I did, sending the old women around the house, who seemed to be Spanish ancestors, welcome and blessings. Whenever I saw the spirits of our beloved pets, I told them I loved and missed them. The spirits came so regularly that I simply greeted them as a matter of fact.

The day my boyfriend first saw one of the Spanish ancestors, who simply seemed to have lived on this land at one time, he caught a glimpse of her walking down the path from the house to the bridge over the arroyo, past the barn where he was working. He thought it was me, looking for him, so he went to the bridge to see what I wanted. No one was there. Confused, he came to the house, asking me what I’d wanted. I told him I didn’t know what he was talking about: I hadn’t left the house. He was frightened.

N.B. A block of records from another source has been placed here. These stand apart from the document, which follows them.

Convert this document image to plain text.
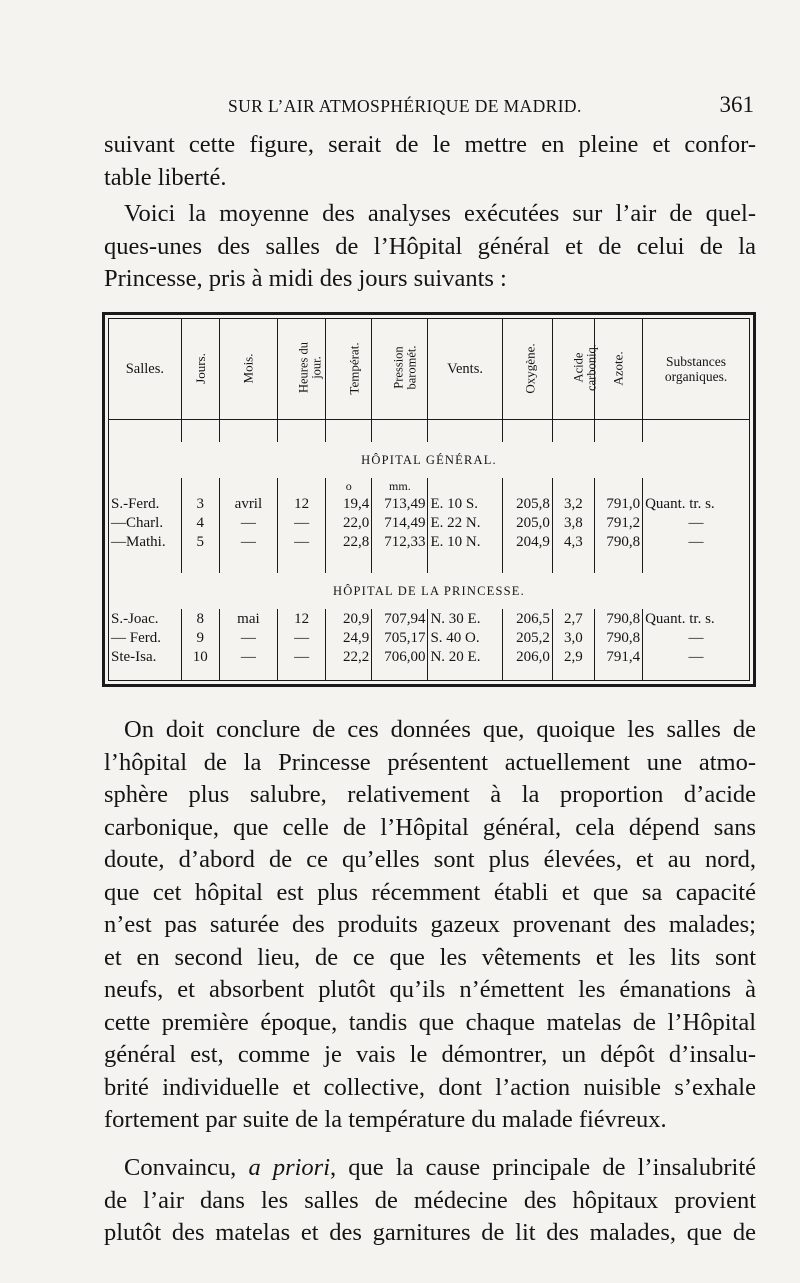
SUR L’AIR ATMOSPHÉRIQUE DE MADRID.	361
suivant cette figure, serait de le mettre en pleine et confor-
table liberté.
Voici la moyenne des analyses exécutées sur l’air de quel-
ques-unes des salles de l’Hôpital général et de celui de la
Princesse, pris à midi des jours suivants :
Salles.	Jours.	Mois.	Heures du jour.	Températ.	Pression baromét.	Vents.	Oxygène.	Acide carboniq.	Azote.	Substances organiques.

HÔPITAL GÉNÉRAL.										
				o	mm.					
S.-Ferd.	3	avril	12	19,4	713,49	E. 10 S.	205,8	3,2	791,0	Quant. tr. s.
—Charl.	4	—	—	22,0	714,49	E. 22 N.	205,0	3,8	791,2	—
—Mathi.	5	—	—	22,8	712,33	E. 10 N.	204,9	4,3	790,8	—

HÔPITAL DE LA PRINCESSE.										
S.-Joac.	8	mai	12	20,9	707,94	N. 30 E.	206,5	2,7	790,8	Quant. tr. s.
— Ferd.	9	—	—	24,9	705,17	S. 40 O.	205,2	3,0	790,8	—
Ste-Isa.	10	—	—	22,2	706,00	N. 20 E.	206,0	2,9	791,4	—

On doit conclure de ces données que, quoique les salles de
l’hôpital de la Princesse présentent actuellement une atmo-
sphère plus salubre, relativement à la proportion d’acide
carbonique, que celle de l’Hôpital général, cela dépend sans
doute, d’abord de ce qu’elles sont plus élevées, et au nord,
que cet hôpital est plus récemment établi et que sa capacité
n’est pas saturée des produits gazeux provenant des malades;
et en second lieu, de ce que les vêtements et les lits sont
neufs, et absorbent plutôt qu’ils n’émettent les émanations à
cette première époque, tandis que chaque matelas de l’Hôpital
général est, comme je vais le démontrer, un dépôt d’insalu-
brité individuelle et collective, dont l’action nuisible s’exhale
fortement par suite de la température du malade fiévreux.
Convaincu, a priori, que la cause principale de l’insalubrité
de l’air dans les salles de médecine des hôpitaux provient
plutôt des matelas et des garnitures de lit des malades, que de
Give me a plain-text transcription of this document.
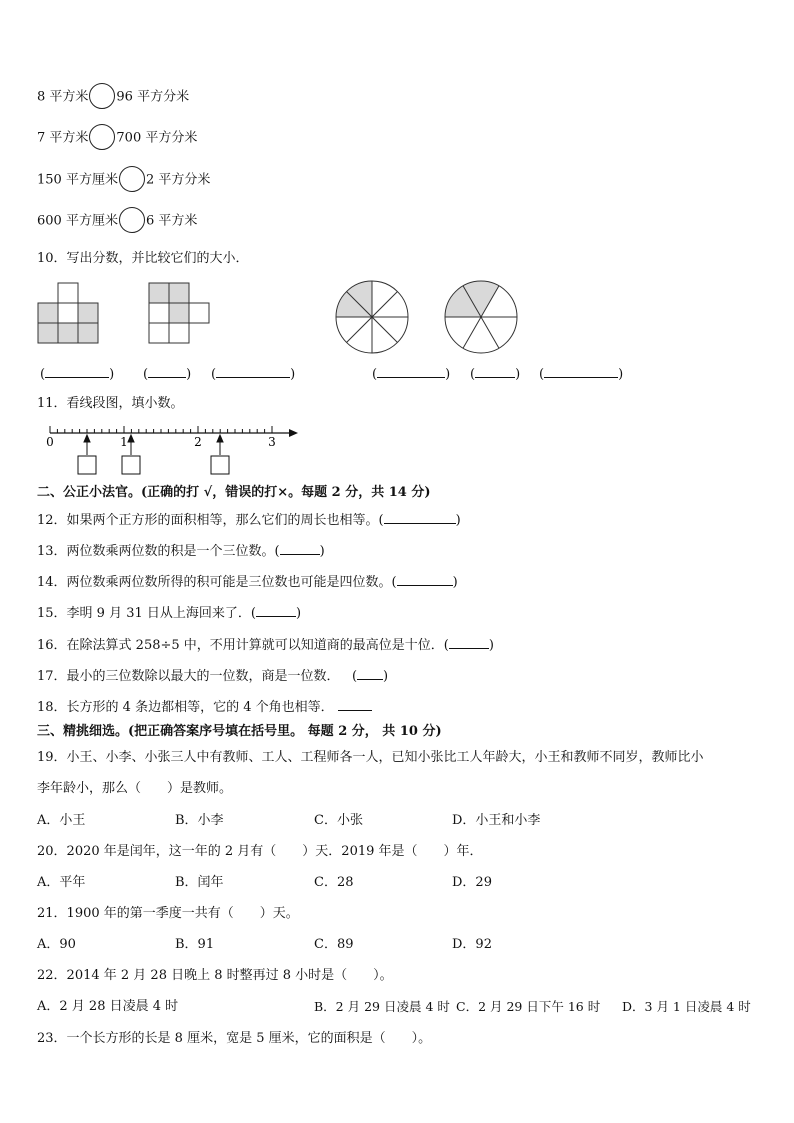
8 平方米 96 平方分米
7 平方米 700 平方分米
150 平方厘米 2 平方分米
600 平方厘米 6 平方米
10．写出分数，并比较它们的大小．
(	) (	) (	)	(	) (	) (	)
11．看线段图，填小数。
0	1	2	3
二、公正小法官。(正确的打 √，错误的打×。每题 2 分，共 14 分)
12．如果两个正方形的面积相等，那么它们的周长也相等。(	)
13．两位数乘两位数的积是一个三位数。(	)
14．两位数乘两位数所得的积可能是三位数也可能是四位数。(	)
15．李明 9 月 31 日从上海回来了．(	)
16．在除法算式 258÷5 中，不用计算就可以知道商的最高位是十位．(	)
17．最小的三位数除以最大的一位数，商是一位数．   ( )
18．长方形的 4 条边都相等，它的 4 个角也相等．
三、精挑细选。(把正确答案序号填在括号里。 每题 2 分， 共 10 分)
19．小王、小李、小张三人中有教师、工人、工程师各一人，已知小张比工人年龄大，小王和教师不同岁，教师比小
李年龄小，那么（　　）是教师。
A．小王	B．小李	C．小张	D．小王和小李
20．2020 年是闰年，这一年的 2 月有（　　）天．2019 年是（　　）年．
A．平年	B．闰年	C．28	D．29
21．1900 年的第一季度一共有（　　）天。
A．90	B．91	C．89	D．92
22．2014 年 2 月 28 日晚上 8 时整再过 8 小时是（　　）。
A．2 月 28 日凌晨 4 时	B．2 月 29 日凌晨 4 时 C．2 月 29 日下午 16 时 D．3 月 1 日凌晨 4 时
23．一个长方形的长是 8 厘米，宽是 5 厘米，它的面积是（　　）。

I reassured him, telling him that, after four years in this house on Big Rock Candy Mountain, he’d finally seen the ancestors himself. I don’t think he could make up his mind whether he was pleased or upset. I assured him that the ancestors weren’t unhappy or sad: they were simply on their land. How did I know that, he asked. I just do, I told him. He decided to trust me.

He also now sees the dueñas — plural of housewife, matron, proprietess, lady — as I’ve come to call them, and also says the same thing to them that I say, something I got from my Little Brother: Blessings on your path, Ancestor. He also now sees our cats who’ve died, one of whom was his first, so it gives him great happiness. I feel the cats sometimes rubbing against my ankles, but when I look down, none of our current cats is there. He wants very much to feel them rubbing against him.

I’d like the spirits to feel safe enough to come from my peripheral vision and stand before me, or walk in front of me, or simply pass me where I can see them more clearly. I would feel honored that they felt so safe with me, which is what the Grandfather’s of my Little Brother’s tribe said it would mean.

I’d also like New Mexico to stop hiding behind the deliberate misinterpretation of the original Anasazi saying for the area, which originally also included Arizona and parts of Colorado, and change the motto from “The Land of Enchantment” to “The Land of the Ancient Ancestors” or “The Land of the Spirits.” I don’t think such a change would “scare” tourists away since most of them wouldn’t be sensitive enough to see the Ancestors anyway. It would, however, attract those who were spiritually enlightened, intuitive, and able to honor the past which the Ancestors lived in.

I think that would please the spirits immensely.

Because, unlike the “spirits” in horror movies, like the “Book of the Dead” scene in Nicole Kidman’s The Others, the spirits are nothing to fear. Instead, they should be welcomed and embraced as part of our history.